Women from the Midwest go further in schooling

Women from the Midwest go further in schooling

The Midwest of the country is the region where women go further ahead in their education, compared to all other Brazilian regions, and to men. Among them, 25.5% go to college, do postgraduation, or higher, while among men, the percentage is 16.6%. In the Southeast, the second place in female performance, the percentage of those who complete their undergraduate training - or go beyond - is 24.2%. This is what the indicators of intergenerational educational mobility of the Institute for Mobility and Social Development (IMDS) point to.

Another surprising fact is the extraordinary advance in time, when comparing the results of the National Household Sampling Survey (PNAD) in its 1996 and 2014 editions. In the 18 years that elapsed between the two surveys, the percentage more than tripled of women who manage to reach higher education or go beyond (it multiplied by 3.2 times). In no other region has anything similar happened, whether among men or women. The Brazilian average was an increase of two and a half times.

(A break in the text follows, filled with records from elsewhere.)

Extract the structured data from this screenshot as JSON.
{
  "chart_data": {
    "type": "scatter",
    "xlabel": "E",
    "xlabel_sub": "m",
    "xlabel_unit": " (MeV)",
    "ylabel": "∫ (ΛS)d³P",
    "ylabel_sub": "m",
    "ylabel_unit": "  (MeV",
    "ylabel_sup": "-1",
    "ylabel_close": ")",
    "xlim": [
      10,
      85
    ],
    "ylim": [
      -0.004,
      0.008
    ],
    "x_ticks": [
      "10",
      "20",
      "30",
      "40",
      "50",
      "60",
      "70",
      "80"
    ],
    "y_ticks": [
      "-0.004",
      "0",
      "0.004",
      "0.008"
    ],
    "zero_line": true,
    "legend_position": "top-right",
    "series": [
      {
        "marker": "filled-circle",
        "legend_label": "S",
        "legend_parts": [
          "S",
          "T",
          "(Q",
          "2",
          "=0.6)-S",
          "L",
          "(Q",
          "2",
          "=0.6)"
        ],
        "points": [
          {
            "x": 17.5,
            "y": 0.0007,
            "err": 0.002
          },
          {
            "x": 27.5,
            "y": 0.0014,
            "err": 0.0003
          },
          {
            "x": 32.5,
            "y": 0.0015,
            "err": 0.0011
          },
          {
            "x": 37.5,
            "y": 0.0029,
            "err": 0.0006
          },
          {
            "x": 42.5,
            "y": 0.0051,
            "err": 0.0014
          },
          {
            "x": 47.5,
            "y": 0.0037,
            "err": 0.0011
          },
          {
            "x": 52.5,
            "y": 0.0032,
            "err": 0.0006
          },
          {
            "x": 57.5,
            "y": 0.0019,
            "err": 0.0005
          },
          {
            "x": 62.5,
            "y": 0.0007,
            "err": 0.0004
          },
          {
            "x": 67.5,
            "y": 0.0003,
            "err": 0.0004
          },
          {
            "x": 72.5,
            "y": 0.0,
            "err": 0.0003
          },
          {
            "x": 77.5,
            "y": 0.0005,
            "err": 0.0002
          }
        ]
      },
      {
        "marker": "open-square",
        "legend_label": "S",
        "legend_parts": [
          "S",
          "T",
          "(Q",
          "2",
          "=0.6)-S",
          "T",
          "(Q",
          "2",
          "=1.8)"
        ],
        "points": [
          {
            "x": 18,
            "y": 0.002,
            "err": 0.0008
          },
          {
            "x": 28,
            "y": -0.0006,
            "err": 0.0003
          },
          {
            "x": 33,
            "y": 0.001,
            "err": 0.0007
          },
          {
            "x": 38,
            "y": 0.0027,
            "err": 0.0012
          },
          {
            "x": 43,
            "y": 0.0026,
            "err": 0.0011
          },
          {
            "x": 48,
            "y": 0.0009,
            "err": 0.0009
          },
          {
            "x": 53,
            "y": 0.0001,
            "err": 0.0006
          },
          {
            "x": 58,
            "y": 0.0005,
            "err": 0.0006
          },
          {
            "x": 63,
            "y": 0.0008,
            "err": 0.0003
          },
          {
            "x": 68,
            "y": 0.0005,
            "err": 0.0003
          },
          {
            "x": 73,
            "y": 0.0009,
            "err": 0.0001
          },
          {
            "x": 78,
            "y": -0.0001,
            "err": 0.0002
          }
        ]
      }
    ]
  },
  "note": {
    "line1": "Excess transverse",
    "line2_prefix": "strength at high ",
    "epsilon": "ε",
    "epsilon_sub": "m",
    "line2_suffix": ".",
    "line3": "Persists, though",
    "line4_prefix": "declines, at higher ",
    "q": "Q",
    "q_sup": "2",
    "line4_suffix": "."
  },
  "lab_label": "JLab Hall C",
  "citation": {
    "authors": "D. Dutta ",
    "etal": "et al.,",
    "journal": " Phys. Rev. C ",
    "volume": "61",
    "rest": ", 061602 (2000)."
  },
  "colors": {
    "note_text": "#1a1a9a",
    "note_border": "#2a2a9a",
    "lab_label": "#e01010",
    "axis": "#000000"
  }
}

The most prominent case in the survey is of women between the ages of 55 and 64 at the time the surveys were carried out. That is, it is a comparison between the generations born at two different intervals. The first, between 1932 and 1941. The second covers births between 1950 and 1959. For this age group, the increase in access to higher education or higher levels of schooling was almost seven times greater, from 2.6% to 17 .8% the percentage of those who reach this higher schooling level. The comparison between sexes is one of the research possibilities in the panels of indicators available on the IMDS website (www.imdsbrasil.org). 

The greater schooling of women in the Midwest can be seen in the day-to-day life of university classrooms, as stated by the State Secretary of Education of the State of Goiás, Fátima Gavioli: “for each classroom with 30 students, today, the approximate coefficient is five boys per every 25 girls. If the course is IT, the proportion balances out at 50% for each side. But all other courses, including engineering, already have the number of women much higher than expected and than we imagined. [This is the case] even in veterinary medicine, and in all the other [medical professions] that until some time ago were predominantly male.”

The bad news, which affects men and women alike, is that the Midwest follows the national pattern of the low schooling trap. In the region, 56.7% of children of unschooled parents do not complete Elementary or Junior High School. In other words, they end up repeating the behavior of the previous generation that, as we all know, is a strong obstacle to any progress in life. An education, it bears repeating, is a decisive tool for increasing opportunities and fully developing possibilities for social mobility.

Its fundamental role is evidenced in the Region's own indicators: the data indicate that only 28.5% of children of unschooled parents complete High School or go beyond, whereas, among children of fathers with nothing more than incomplete Elementary or Junior High School education, the percentage of those who reach this same level rises to 55.4% - a leap of 26.9 percentage points.

On the topic “access to technology”, the indicator “type of Internet connection at home” shows that, amongst the Region's population, 48.86% of households where children of unschooled parents live, there is no access to the Internet. This percentage, lower than that observed in the Northeast (65.4%), North (61.6%) and South (51.4%) regions, is slightly higher than in the Southeast (44.4%). Despite the variation from one region to another, and the advances made, the national scenario, in the 21st century, is unsettling: without access to the Internet, the new generations have even less opportunity for social mobility.